Britons, even those uninterested in sport, would have to have been ignoring the news for the past few weeks not have seen reports about the audacious purchase of English football team Manchester United by American tycoon Malcolm Glazer. His bid, which looks likely to succeed and will take the club off the stock exchange, has enraged fans, concerned that a man with no knowledge of football or the club’s history will wreck the club.
I hope the fans’ worst fears do not come to pass. The deal is, however, troubling. Glazer has taken on a vast amount of debt to finance the deal, presumably calculating that he can earn enough profits to service his debt to make the deal – known in the jargon as a leveraged buyout – viable. With concerns rising that the economy could slow down and dent the firm’s profitability, such a deal could easily end badly for the club. A number of teams, most notably Leeds United, have fallen on hard times, nearly going under due to mountains of debt.

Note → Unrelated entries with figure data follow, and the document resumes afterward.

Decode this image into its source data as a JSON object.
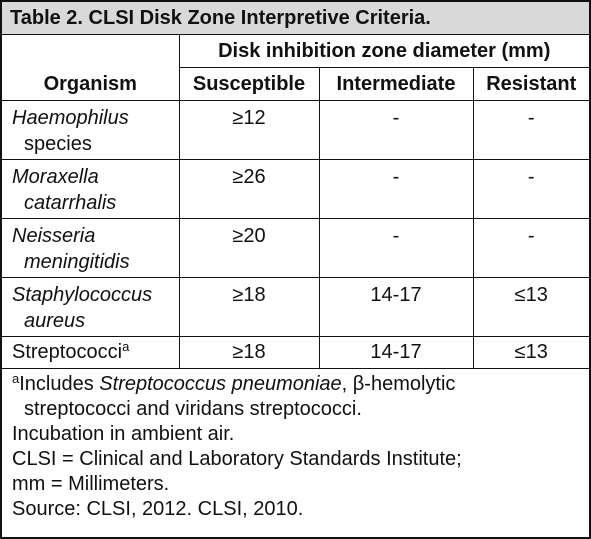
{
  "table": {
    "title": "Table 2. CLSI Disk Zone Interpretive Criteria.",
    "group_header": "Disk inhibition zone diameter (mm)",
    "columns": [
      "Organism",
      "Susceptible",
      "Intermediate",
      "Resistant"
    ],
    "rows": [
      [
        {
          "italic": "Haemophilus",
          "text": "species"
        },
        "≥12",
        "-",
        "-"
      ],
      [
        {
          "italic": "Moraxella catarrhalis"
        },
        "≥26",
        "-",
        "-"
      ],
      [
        {
          "italic": "Neisseria meningitidis"
        },
        "≥20",
        "-",
        "-"
      ],
      [
        {
          "italic": "Staphylococcus aureus"
        },
        "≥18",
        "14-17",
        "≤13"
      ],
      [
        {
          "text": "Streptococci",
          "sup": "a"
        },
        "≥18",
        "14-17",
        "≤13"
      ]
    ]
  },
  "footnotes": [
    {
      "marker": "a",
      "before": "Includes ",
      "italic": "Streptococcus pneumoniae",
      "after": ", β-hemolytic streptococci and viridans streptococci."
    },
    "Incubation in ambient air.",
    "CLSI = Clinical and Laboratory Standards Institute;",
    "mm = Millimeters.",
    "Source: CLSI, 2012. CLSI, 2010."
  ]
}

As a gung-ho defender of free enterprise, I can hardly claim that Glazer was not entitled to bid for this team under the rules of the stock market. He has taken his gamble and who knows, it may pay off, although the financial details don’t appear very reassuring. I have noticed more than just a whiff of unpleasant anti-Americanism in some of the reporting on this deal in some quarters of the media.
I follow another team – Ipswich Town FC – but have always had a bit of a soft spot for the team that has given us the likes of Duncan Edwards, George Best and Bryan Robson. I hope that this rather oddball entrepreneur from Florida understands what he is doing and does not wreck one of the most famous, if the most famous, sporting institutions in the world.